The Associated Press
Published: April 27, 2009
Democrats in the Oklahoma House walked out of the chamber Monday after their attempt to revive an insurance coverage mandate for autism was blocked by the House's Republican majority.
"This is totalitarian government," Rep. Joe Dorman, D-Sand Springs, said after all but a handful of the House's 40 Democrats walked off the floor following a series of parliamentary maneuvers in which Democrats attempted to revive the autism mandate known as "Nick's Law."
"We're just shocked," said House Democratic leader Danny Morgan of Prague. He said parliamentary rulings by the House's presiding officer at the time, Rep. Don Armes, R-Faxon, will make the House's Democratic minority ineffective as a political power.
"It really restricts our ability to make legislation," Morgan said. "Hopefully we'll be able to sit down and express our concerns and frustrations."
After Democrats walked out, the House voted 65-0 to send the autism provider bill to Gov. Brad Henry for his signature, with eight Democrats voting with Republicans.
The bill calls for enactment of a licensing process for national board certified behavior analysts and enhancement of existing state programs that would train doctors to diagnose and treat autism.
During a legislative study last year, lawmakers learned that a shortage of trained providers has made it difficult for families to obtain autism services, even when they have financial assistance.

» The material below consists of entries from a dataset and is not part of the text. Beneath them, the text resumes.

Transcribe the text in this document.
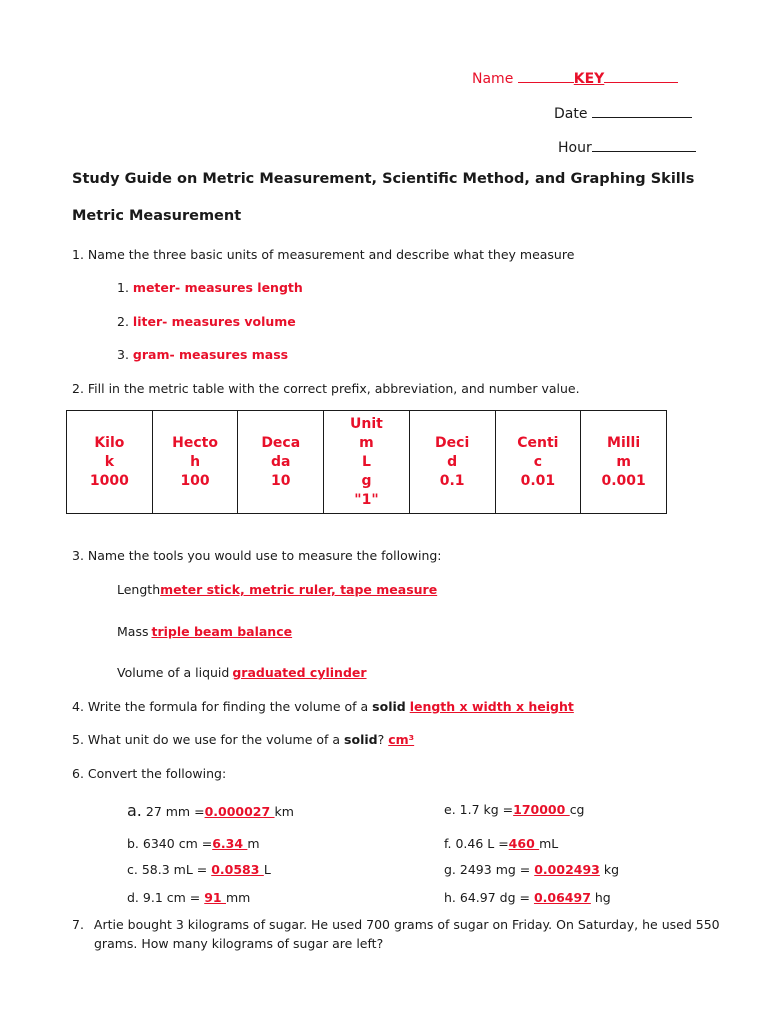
Name	KEY
Date
Hour
Study Guide on Metric Measurement, Scientific Method, and Graphing Skills
Metric Measurement
1. Name the three basic units of measurement and describe what they measure
1. meter- measures length
2. liter- measures volume
3. gram- measures mass
2. Fill in the metric table with the correct prefix, abbreviation, and number value.
Kilo
k
1000

Hecto
h
100

Deca
da
10

Unit
m
L
g
"1"

Deci
d
0.1

Centi
c
0.01

Milli
m
0.001
3. Name the tools you would use to measure the following:
Lengthmeter stick, metric ruler, tape measure
Mass triple beam balance
Volume of a liquid graduated cylinder
4. Write the formula for finding the volume of a solid length x width x height
5. What unit do we use for the volume of a solid? cm³
6. Convert the following:
a. 27 mm =0.000027 km
b. 6340 cm =6.34 m
c. 58.3 mL = 0.0583 L
d. 9.1 cm = 91 mm
e. 1.7 kg =170000 cg
f. 0.46 L =460 mL
g. 2493 mg = 0.002493 kg
h. 64.97 dg = 0.06497 hg
7. Artie bought 3 kilograms of sugar. He used 700 grams of sugar on Friday. On Saturday, he used 550
grams. How many kilograms of sugar are left?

Supporters of "Nick's Law" have argued that therapists will not move to the state to provide services to autistic children without a guaranteed revenue stream to pay them, like that provided by mandated health insurance coverage.
Parliamentary bickering began when Rep. Mike Brown, D-Tahlequah, made a motion to amend legislation backed by GOP leaders that is designed to increase the provider network of autism specialists in Oklahoma.
The amendment would have revived "Nick's Law," which would require private insurance companies to pay for the diagnosis and treatment of autistic children. The measure, named after an 11-year-old autistic boy from Edmond, Nick Rohde, would cap benefits at $36,000 a year.
The amendment was not considered after Rep. Dan Sullivan, R-Tulsa, said House rules prohibited it because the House Economic Development and Financial Services Committee that he chairs made a do-not-pass recommendation on Nick's Law earlier this year, effectively killing it for two full years under House rules.
Armes ruled that Brown's amendment was out of order, prompting Brown to make a motion to suspend the rule that prevented his amendment from being heard, a motion that requires a two-thirds vote of the House to prevail.
"We have suspended those rules for whatever the majority wants to do," Brown said, pointing out that GOP motions to suspend rules regarding germaneness and other parliamentary issues have been routinely passed.
But Armes said his ruling was based on the precedent of past House rulings, not House rules, and that House precedent took priority over the rules.
"We're relying on House precedent. This bill's dead," Armes said. Brown appealed the ruling of the chair, but it was upheld by the GOP majority.
"House precedent holds that final action on legislative language is in fact that, final action," Republican House Speaker Chris Benge of Tulsa said later in a statement. "The Democrats had recourse to appeal the ruling of the chair, and they lost that vote."
Dorman, a former member of the American Institute of Parliamentarians, said it marked the first time he is aware of that any legislative body had ruled that precedent superseded rules voted on by the members.
"Precedence outweighs any of our rules. We can't write a new rule and we can't suspend the rules," Dorman said. If a bad ruling by the presiding officer is placed into the House's book of precedents, then the chamber will forever be governed by that bad ruling, he said.
"That's insane," Dorman said.
"There ought to be some formula that we can look at," Morgan said. "I'm concerned about that."